A exposição Xilogravura Nordestina-Trajetória e evolução vai apresentar de Noza à Samico, a xilogravura que percorre do sertão à cidade uma grande e fascinante vereda: transforma o ordinário da madeira na mais extraordinária matriz imagética, criando e recriando mundos nunca gravados à memória de um Brasil Universo.

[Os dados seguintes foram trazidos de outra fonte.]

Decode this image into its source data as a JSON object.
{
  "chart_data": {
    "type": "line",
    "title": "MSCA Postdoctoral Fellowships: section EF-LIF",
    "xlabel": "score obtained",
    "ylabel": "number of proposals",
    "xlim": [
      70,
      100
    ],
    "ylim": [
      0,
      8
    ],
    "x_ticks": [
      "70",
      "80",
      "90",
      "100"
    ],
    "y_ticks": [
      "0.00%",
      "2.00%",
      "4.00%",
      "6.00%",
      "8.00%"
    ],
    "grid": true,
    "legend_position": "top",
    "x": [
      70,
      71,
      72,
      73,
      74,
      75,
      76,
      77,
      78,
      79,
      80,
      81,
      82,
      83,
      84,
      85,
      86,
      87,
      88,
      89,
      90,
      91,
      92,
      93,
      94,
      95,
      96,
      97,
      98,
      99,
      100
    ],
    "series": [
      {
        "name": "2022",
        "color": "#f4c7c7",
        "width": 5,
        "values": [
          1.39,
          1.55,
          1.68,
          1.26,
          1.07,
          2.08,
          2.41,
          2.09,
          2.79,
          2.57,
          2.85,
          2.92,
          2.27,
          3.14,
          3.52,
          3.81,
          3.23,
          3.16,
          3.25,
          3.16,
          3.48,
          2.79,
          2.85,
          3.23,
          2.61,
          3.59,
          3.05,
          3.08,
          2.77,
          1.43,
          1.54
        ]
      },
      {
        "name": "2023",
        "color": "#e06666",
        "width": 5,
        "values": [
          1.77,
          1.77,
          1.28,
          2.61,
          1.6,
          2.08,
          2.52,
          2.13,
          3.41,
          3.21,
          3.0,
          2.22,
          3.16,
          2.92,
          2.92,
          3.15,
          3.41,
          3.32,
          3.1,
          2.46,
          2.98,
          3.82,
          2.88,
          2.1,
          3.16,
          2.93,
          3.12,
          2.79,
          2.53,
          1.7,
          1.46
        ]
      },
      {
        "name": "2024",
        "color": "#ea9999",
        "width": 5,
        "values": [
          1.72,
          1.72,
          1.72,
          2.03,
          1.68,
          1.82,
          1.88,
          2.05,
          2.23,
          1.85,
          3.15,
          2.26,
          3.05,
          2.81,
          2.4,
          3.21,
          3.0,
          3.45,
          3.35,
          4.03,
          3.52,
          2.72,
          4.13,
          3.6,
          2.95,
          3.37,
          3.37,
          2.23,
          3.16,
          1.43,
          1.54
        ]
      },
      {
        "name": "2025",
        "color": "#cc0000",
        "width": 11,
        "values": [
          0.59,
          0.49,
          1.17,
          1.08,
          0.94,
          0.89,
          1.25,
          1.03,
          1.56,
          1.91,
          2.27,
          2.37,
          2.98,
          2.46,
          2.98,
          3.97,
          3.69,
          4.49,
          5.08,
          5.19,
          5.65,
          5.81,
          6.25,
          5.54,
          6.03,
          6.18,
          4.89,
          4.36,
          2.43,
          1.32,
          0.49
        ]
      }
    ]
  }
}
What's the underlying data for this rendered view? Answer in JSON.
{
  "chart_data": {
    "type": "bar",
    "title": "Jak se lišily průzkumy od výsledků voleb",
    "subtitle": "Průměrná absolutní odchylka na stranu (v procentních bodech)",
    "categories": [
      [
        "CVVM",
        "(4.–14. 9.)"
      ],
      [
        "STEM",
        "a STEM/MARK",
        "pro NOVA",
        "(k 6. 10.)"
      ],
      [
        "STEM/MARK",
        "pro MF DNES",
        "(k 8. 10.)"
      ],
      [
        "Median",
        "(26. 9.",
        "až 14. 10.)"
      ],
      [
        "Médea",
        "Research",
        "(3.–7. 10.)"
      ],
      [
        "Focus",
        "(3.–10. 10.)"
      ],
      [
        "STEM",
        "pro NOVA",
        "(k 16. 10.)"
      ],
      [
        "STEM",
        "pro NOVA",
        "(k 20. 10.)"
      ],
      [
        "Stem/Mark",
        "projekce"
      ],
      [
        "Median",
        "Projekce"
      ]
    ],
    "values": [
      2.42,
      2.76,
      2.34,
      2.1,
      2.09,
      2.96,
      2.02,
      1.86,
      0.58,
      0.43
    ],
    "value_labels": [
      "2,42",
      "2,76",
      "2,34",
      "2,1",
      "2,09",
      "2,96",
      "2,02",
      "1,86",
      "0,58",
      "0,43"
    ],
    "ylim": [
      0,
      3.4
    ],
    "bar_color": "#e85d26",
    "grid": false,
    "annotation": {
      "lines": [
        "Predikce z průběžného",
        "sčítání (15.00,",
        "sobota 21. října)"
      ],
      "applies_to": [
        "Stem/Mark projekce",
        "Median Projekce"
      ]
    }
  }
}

Saiba mais sobre a Xilogravura
A xilogravura consiste em gravar imagens numa madeira mole (cajá, imburana, cedro ou pinho) com instrumentos cortantes (goiva, faca, canivete, estilete, formão, buril). O desenho é feito no papel, passado para a madeira com carbono, ou desenhado diretamente na madeira. Em seguida, começa a ser talhada para finalização. Depois de gravada, a matriz recebe uma fina camada de tinta espalhada com a ajuda de um rolinho de borracha. Para fazer a impressão, basta posicionar uma folha de papel sobre a prancha entintada e fazer pressão manualmente, esfregando com uma colher ou mecanicamente, com a ajuda de uma prensa.
Presume-se que a origem remota da arte de gravar em madeira é uma contribuição milenar da cultura indiana que a usava para estamparias decorativas e religiosas. Esta técnica se espalha depois pela China e o Japão que a aperfeiçoa em sua mais perfeita e refinada forma de gravar de artistas japoneses como Hokusai e Hiroshige. Estes, vão inspirar pintores impressionistas como Claude Monet, Van Gogh e Paul Gauguin .
A primeira notícia que se tem da chegada dessa técnica no Brasil, é de 1808, com o advento da corte real portuguesa. Os xilógrafos nordestinos são os primeiros artistas a alimentar o imaginário visual do sertanejo com imagens de sua própria cultura, ou recriadas das raras publicações vindas da Europa que chegavam desde o final do século XIX.
Os xilógrafos nordestinos ilustraram no início do século XX os novenários, os almanaques, os cordéis – que passaram por temáticas religiosas, políticas e eróticas – e colaboraram também com a publicidade por meio da execução de rótulos de bebidas, de folhetos comerciais e da criação e reprodução de marcas e logomarcas.
Serviço:
Abertura da exposição “Xilogravura Nordestina-Trajetória e evolução”, dia 30 de março, no Memorial da Cultura Cearense no Centro Dragão do Mar de Arte e Cultura. Acesso livre.
Horário de visitação: Terça a quinta, das 9 horas às 19 horas (com acesso até 18h30min). Sexta a domingo, das 14 horas às 21 horas (com acesso até 20h30min).